Во мне тысячи ощущений медленно сменяли друг друга. Холод, замораживающий голову; пламенная жара, которая с яростью распространялась, точно скручивая мое нутро; дрожь от взрыва в каждом нервном окончании; стук размеренно бьющегося сердца. Лезвие, вонзившееся слева в мамину шею, стремительно добралось до правого уха. Горячая кровь брызнула из открытой раны под подбородком, заливая мое лицо, пол на лестничной площадке и стены вокруг. Я закрыл глаза и, отпустив мамины волосы, откинул ее руку. Ее тело с грохотом рухнуло на пол и гулко покатилось вниз по лестнице. Затем наступила тишина.

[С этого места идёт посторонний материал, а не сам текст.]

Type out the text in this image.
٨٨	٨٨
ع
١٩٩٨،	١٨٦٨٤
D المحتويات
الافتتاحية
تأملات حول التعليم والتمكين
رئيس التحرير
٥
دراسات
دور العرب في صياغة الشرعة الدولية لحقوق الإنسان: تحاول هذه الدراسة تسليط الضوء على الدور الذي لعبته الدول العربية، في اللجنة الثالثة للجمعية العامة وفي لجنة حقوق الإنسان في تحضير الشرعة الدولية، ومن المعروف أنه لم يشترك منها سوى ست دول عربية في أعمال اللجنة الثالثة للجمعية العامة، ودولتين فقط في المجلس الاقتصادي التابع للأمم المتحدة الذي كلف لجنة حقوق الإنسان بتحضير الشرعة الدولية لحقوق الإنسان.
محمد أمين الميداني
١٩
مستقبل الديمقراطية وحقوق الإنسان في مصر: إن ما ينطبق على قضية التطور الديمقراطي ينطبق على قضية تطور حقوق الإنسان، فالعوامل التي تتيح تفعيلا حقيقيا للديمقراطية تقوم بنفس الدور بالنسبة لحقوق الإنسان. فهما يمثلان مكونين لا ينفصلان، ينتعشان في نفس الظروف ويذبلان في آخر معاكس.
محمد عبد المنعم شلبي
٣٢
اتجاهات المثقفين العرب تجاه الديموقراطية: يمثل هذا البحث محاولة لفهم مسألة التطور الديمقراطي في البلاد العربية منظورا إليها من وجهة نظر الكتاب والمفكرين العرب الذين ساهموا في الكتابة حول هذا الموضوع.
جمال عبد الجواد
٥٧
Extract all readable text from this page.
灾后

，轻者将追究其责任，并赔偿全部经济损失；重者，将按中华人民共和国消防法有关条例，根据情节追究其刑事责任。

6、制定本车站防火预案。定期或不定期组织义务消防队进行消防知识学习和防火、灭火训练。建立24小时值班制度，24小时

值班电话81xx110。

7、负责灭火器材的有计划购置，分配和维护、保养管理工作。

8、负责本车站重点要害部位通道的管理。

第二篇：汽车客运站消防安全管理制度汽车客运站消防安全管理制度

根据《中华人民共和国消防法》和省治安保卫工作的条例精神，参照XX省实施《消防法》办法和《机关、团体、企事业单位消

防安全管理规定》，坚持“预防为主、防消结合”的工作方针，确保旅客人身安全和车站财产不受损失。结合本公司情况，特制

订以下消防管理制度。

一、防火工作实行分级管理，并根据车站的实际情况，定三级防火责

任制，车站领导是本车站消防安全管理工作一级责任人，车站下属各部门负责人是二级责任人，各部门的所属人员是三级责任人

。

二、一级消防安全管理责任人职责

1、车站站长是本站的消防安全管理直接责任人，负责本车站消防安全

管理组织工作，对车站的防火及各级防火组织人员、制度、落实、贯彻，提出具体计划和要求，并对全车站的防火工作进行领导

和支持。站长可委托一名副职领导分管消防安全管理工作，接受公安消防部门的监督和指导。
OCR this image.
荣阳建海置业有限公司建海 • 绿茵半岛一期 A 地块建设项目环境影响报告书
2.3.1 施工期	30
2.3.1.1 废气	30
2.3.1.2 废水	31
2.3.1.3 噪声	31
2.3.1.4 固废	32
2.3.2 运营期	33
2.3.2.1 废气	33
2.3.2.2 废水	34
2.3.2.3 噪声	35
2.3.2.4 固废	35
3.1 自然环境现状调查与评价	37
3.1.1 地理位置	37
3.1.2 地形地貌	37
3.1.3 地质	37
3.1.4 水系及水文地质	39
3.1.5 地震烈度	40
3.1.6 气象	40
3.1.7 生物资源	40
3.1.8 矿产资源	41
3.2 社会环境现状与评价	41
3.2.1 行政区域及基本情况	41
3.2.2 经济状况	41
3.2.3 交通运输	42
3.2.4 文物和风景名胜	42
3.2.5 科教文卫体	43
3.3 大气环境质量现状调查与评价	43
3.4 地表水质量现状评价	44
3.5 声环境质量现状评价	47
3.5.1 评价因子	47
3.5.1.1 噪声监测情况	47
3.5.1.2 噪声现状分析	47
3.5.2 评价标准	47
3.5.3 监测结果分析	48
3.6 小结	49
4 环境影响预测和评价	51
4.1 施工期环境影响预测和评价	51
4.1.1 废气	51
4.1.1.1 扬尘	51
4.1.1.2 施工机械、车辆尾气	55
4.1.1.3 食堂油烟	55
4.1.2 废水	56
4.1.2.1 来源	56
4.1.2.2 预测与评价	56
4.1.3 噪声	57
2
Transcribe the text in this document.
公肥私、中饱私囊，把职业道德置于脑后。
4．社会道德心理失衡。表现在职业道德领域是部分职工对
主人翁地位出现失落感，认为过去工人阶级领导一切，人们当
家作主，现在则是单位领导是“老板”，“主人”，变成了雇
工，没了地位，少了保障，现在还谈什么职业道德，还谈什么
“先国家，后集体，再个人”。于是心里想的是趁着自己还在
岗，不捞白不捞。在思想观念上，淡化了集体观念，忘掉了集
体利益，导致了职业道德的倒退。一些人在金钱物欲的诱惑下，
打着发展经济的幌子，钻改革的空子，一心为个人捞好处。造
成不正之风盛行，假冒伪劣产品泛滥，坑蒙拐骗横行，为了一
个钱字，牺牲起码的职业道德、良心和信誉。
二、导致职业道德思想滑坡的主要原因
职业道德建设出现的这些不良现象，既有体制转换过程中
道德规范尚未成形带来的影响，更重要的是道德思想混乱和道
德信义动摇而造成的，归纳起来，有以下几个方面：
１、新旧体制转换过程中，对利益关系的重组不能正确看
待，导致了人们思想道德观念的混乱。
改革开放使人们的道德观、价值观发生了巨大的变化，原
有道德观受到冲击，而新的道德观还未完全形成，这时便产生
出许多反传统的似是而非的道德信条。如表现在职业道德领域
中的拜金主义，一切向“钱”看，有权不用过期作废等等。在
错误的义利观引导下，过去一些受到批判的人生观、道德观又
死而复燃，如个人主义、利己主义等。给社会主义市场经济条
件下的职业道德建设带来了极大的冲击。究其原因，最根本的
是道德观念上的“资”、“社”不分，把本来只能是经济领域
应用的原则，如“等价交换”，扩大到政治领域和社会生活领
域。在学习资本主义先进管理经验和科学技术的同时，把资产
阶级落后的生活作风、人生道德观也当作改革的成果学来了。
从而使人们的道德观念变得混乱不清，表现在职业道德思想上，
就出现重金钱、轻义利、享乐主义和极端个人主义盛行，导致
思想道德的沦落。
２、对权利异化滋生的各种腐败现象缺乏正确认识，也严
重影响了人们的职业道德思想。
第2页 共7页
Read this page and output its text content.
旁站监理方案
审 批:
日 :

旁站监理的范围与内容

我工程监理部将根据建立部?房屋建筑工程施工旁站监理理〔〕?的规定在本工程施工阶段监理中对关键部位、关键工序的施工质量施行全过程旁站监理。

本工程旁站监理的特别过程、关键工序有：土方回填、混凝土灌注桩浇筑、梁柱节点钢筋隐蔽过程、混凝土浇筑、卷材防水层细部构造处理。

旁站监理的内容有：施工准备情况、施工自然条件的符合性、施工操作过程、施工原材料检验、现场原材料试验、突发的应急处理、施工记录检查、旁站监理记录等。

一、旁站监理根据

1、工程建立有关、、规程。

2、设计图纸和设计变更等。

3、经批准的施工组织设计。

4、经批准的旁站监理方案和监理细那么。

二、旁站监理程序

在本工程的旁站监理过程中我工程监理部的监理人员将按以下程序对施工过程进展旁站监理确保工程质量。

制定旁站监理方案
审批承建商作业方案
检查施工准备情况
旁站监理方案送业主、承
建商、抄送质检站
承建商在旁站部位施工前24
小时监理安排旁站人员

Кончиками пальцев я отер с глаз кровь и посмотрел вниз. Все было размыто, однако я четко видел валявшееся, словно пустой мешок, тело мамы, видел ее светящиеся, словно голограммы, глаза. Они служили мне ориентирами, пока я спускался по ступеням. Подойдя к маме и стоя в растерянности рядом с ней, я услышал, как пробили часы. Раз, два, три.

Скоро начнется приступ. Прошептал не то Оптимист, не то Реалист. Я взял маму под мышки, оттащил ее ниже и развернул ногами в сторону лестницы, а головой – к прихожей. А чтобы она не видела, как я поднимаюсь в свою комнату, я накинул ей на лицо пряди ее волос. Потом, сложив ее руки у нее на груди, я встал. И вдруг в это мгновение машинально попрощался с ней:

– Спокойной ночи!

#

За окном рассвело. Туман был таким густым, что, казалось, в нем можно плавать. Но было очень светло, и дождь, который шел всю ночь, похоже, закончился. По крайней мере, не было слышно шума капель, бьющих по оконному стеклу. Доносился гул проезжающих по дороге машин. Если бы вчера ночью я не выходил через дверь на крыше, то наверняка бежал бы сейчас, как обычно, по этой дороге – мимо людей, вышедших, как и я, на пробежку, велосипедистов и прохожих, идущих на работу, мимо красивой девушки. Куда она идет, с кем будет встречаться и что будет делать?

В этом мире так много разных людей. Каждый живет своей жизнью и совершает порой всякие странные вещи. Кто-то из них убьет человека и станет убийцей. Может быть, убьет в состоянии аффекта или просто поддавшись гневу, или из любопытства. Такая уж жизнь, такие люди. Однако я никогда не думал, что этим кем-то могу оказаться я, а моей жертвой – мама. Я жил лишь одним ожиданием – ожиданием, что когда-нибудь наступит время и я сам смогу распоряжаться своей жизнью. А точнее, я жил ожиданием настоящей жизни, которая начнется после смерти мамы. Однако я никогда не хотел, чтобы мама умерла именно так. И в то же время не могу сказать, что ни разу себе этого не представлял.

Когда я посмотрел на мамино тело, я стал задыхаться. Я перевел взгляд на бритву в руке, и мои кости словно укоротились. Я поднял голову, чей-то голос вбивал мне в лоб одну мысль, точно огромный гвоздь.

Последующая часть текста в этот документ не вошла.